The reason for doing so is that the smaller PM is not measured correctly as the incentive to do so is limited at best. It is just measured as a part of the total volume of PM produced but as measuring gets challenging below certain thresholds that does not matter very much. Besides, we are comparing apples to oranges here. One gram of normal PM is much less toxic than one gram of corresponding Nano-PM. But by EURO 6 they are taken at the same value.
But that’s not everything. Read a quote from my friend Henrik Domanovszky:
IMPORTANT: This is a straight quote. Not one single word was altered from the original.
Rudolf, and as you know, the dangerous PM2.5 is just one of the no way problems. The highly complicated and expensive diesel technology got increased consumption/CO2 emission, ammonia emission and the most tricky one; the N2O which has an extreamly increased part in the NOx emission, what is a badly news for global warming, since it is counted to the GHG gases by a multiplier of 300.... But for the owners the increasing service costs will threaten most! Let's go for the affordable LNG/LCNG/CNG!
The formula for vehicle makers has hence become – hack it to pieces. PM becomes more dangerous by doing that but that’s hard to measure and besides, it counts for far less than the bigger particles. It’s a nasty practice and it will ultimately kill us but we cannot blame the vehicle makers.
They simply look for wiggle room to serve the markets what they want. A subterfuge that allows our policymakers to pretend that they are doing something to protect us from toxic fumes, the logistics industry to soldier on, and the general public to gently forget about the very thing that kicks us to death.
We are still able to pretend that we can go on doing what we have done since the dawn of time. This is at least what it must feel like for the majority of us as those who remember the time before vehicles must be all living in hermetically closed societies like the Amish today. My father has clocked his 80th full tour on planet Earth and he has known the principle of the combustion engine as a kid. This story is really old now.

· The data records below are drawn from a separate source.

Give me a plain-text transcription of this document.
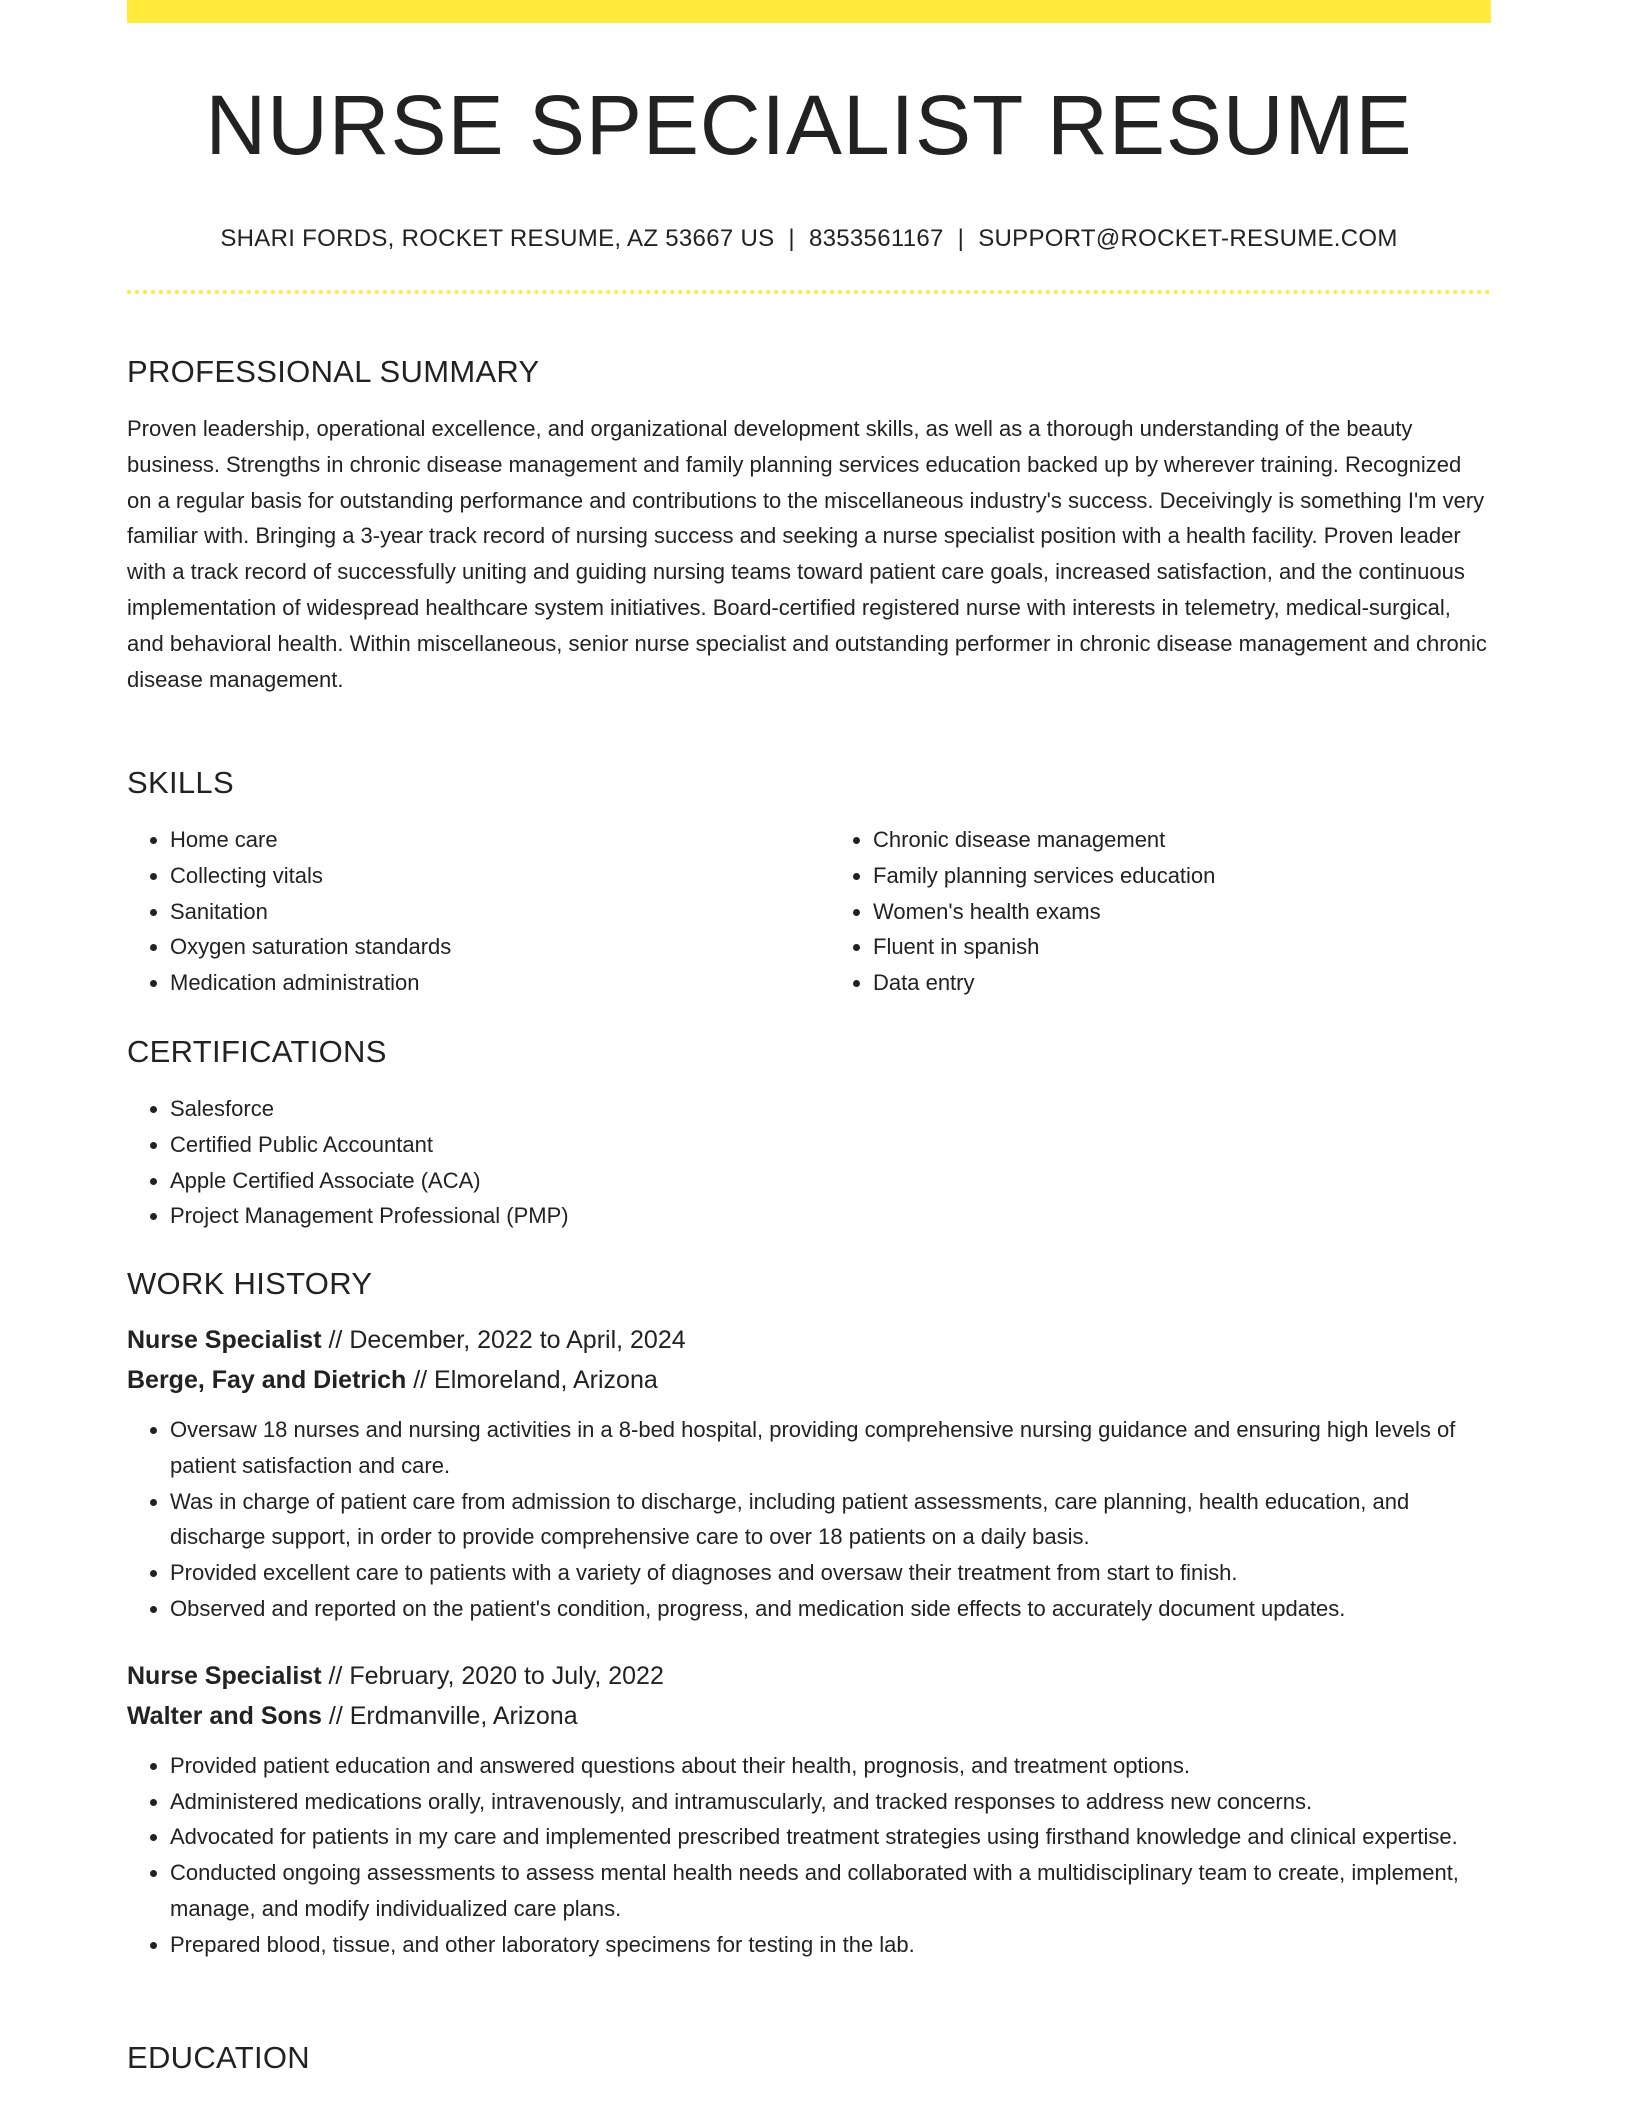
NURSE SPECIALIST RESUME
SHARI FORDS, ROCKET RESUME, AZ 53667 US | 8353561167 | SUPPORT@ROCKET-RESUME.COM
PROFESSIONAL SUMMARY

Proven leadership, operational excellence, and organizational development skills, as well as a thorough understanding of the beauty business. Strengths in chronic disease management and family planning services education backed up by wherever training. Recognized on a regular basis for outstanding performance and contributions to the miscellaneous industry's success. Deceivingly is something I'm very familiar with. Bringing a 3-year track record of nursing success and seeking a nurse specialist position with a health facility. Proven leader with a track record of successfully uniting and guiding nursing teams toward patient care goals, increased satisfaction, and the continuous implementation of widespread healthcare system initiatives. Board-certified registered nurse with interests in telemetry, medical-surgical, and behavioral health. Within miscellaneous, senior nurse specialist and outstanding performer in chronic disease management and chronic disease management.

SKILLS
• Home care
• Collecting vitals
• Sanitation
• Oxygen saturation standards
• Medication administration
• Chronic disease management
• Family planning services education
• Women's health exams
• Fluent in spanish
• Data entry
CERTIFICATIONS
• Salesforce
• Certified Public Accountant
• Apple Certified Associate (ACA)
• Project Management Professional (PMP)
WORK HISTORY
Nurse Specialist // December, 2022 to April, 2024
Berge, Fay and Dietrich // Elmoreland, Arizona
• Oversaw 18 nurses and nursing activities in a 8-bed hospital, providing comprehensive nursing guidance and ensuring high levels of patient satisfaction and care.
• Was in charge of patient care from admission to discharge, including patient assessments, care planning, health education, and discharge support, in order to provide comprehensive care to over 18 patients on a daily basis.
• Provided excellent care to patients with a variety of diagnoses and oversaw their treatment from start to finish.
• Observed and reported on the patient's condition, progress, and medication side effects to accurately document updates.
Nurse Specialist // February, 2020 to July, 2022
Walter and Sons // Erdmanville, Arizona
• Provided patient education and answered questions about their health, prognosis, and treatment options.
• Administered medications orally, intravenously, and intramuscularly, and tracked responses to address new concerns.
• Advocated for patients in my care and implemented prescribed treatment strategies using firsthand knowledge and clinical expertise.
• Conducted ongoing assessments to assess mental health needs and collaborated with a multidisciplinary team to create, implement, manage, and modify individualized care plans.
• Prepared blood, tissue, and other laboratory specimens for testing in the lab.
EDUCATION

The diesel engine has run its course and we must realize that we cannot continue building our transport world on it. It’s the 21st century so we should leave this 19th-century technology behind us. Time for LNG to come before the curtain as it reliably takes care of all the above and much more in terms of a clean exhaust.
And we can have it right now without paying a premium. How serious are we with getting EURO 6 to life?